Canadian quartet, Loviatar, return; embracing the notion of the difficult second album and diving headfirst into a whirlpool of oppressive imagery and existential dread to present their sophomore album Lightless.
Leaving behind the realms of mythology and fantasy writing as lyrical inspiration, on Lightless Loviatar turn to something altogether more terrifying as they channel the realities of life - what it means, how it envelops us, how we leave it behind. With a solipsistic worldview that poses many disturbing questions - Lightless is a claustrophobic and philosophical sonic voyage inspired in part by Germinal (Emile Zola) and The Conspiracy Against the Human Race: A Contrivance of Horror (Thomas Ligotti). How do you fill up the hole inside you?
That claustrophobic feeling is present in the music as well as the lyrics. The band has also embraced the idea of being a doom band, settling into the moniker. Writing took on a glacial pace as the band mutated and explored, ultimately distilling their sound into what we have before us on Lightless. With a heavy dose of post-metal and some gothic touches for good measure, Loviatar have created a sound that is distinctively theirs. The smothering density of foggy night is captured in the riffs and sludge of Lightless, encapsulating the feeling of existential dread and hopelessness that pervades.
Recorded by their bass player, Mike Bond at Wolf Lake Studios - the recording facility he co-owns with drummer, JP - in the forest of Lac-des-Loups, Quebec, Loviatar had the space to experiment and reshape as they went.
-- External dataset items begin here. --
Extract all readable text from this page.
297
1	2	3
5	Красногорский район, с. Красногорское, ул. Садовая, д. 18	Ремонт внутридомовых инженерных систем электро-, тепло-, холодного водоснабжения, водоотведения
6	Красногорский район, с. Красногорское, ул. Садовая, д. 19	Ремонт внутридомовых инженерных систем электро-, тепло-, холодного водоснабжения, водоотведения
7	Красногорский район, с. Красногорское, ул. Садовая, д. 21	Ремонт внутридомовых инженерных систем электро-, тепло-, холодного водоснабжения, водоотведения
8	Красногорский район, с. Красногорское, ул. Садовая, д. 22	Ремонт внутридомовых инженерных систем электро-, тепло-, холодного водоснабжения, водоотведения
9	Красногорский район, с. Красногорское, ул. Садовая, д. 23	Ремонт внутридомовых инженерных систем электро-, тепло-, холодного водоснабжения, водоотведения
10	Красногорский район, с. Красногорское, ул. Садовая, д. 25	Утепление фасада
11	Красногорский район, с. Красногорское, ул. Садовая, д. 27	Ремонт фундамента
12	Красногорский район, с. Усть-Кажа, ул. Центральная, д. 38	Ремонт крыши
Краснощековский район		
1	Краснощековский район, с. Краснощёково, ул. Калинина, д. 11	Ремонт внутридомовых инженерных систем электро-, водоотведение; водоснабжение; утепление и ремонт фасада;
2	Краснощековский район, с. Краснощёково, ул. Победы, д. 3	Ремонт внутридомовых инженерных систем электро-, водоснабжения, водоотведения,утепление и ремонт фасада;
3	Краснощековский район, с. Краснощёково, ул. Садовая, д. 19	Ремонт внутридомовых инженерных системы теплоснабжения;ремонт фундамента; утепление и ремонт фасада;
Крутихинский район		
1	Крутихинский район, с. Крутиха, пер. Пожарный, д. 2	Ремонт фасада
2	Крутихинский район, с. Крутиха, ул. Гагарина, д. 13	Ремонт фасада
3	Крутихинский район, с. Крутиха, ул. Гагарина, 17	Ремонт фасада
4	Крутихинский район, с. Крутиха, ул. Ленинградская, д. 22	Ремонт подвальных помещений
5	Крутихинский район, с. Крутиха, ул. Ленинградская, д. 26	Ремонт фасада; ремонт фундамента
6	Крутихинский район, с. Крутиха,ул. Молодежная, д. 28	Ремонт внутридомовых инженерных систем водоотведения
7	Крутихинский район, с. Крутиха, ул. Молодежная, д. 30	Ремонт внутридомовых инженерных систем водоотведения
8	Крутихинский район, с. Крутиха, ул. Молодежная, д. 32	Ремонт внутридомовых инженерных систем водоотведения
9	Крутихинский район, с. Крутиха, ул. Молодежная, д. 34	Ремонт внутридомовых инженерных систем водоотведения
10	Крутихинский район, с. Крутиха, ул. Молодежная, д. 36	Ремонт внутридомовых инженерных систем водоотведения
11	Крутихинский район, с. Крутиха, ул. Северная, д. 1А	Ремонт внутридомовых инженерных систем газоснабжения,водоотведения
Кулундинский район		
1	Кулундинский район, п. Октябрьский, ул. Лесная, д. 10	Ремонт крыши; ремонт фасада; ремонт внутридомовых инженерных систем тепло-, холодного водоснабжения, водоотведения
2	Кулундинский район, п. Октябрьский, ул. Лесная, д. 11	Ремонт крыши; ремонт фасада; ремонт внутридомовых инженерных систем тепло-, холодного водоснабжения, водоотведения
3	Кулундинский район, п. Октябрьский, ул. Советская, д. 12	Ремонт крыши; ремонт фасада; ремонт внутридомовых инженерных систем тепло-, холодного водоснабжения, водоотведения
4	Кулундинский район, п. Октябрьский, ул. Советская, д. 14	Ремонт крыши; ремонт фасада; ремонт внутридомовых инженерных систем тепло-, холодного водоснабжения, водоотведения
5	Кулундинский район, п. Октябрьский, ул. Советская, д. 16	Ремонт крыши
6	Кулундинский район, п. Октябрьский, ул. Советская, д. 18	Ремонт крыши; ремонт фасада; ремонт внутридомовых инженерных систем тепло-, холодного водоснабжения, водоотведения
With no time constraints or outside pressures, the pieces fell into place at their own pace. Mixing and mastering was also handled by Mike to put the finishing touches to this overcast missive. The artwork for Lightless is a painting by Swiss artist, Lesley Oldaker. The evocative image is multilayered; the longer you look, the more you see - a dark path strewn with bodies leads the way toward the light. It’s the perfect visual accompaniment for an album that revels in oblique darkness as much as Lightless does.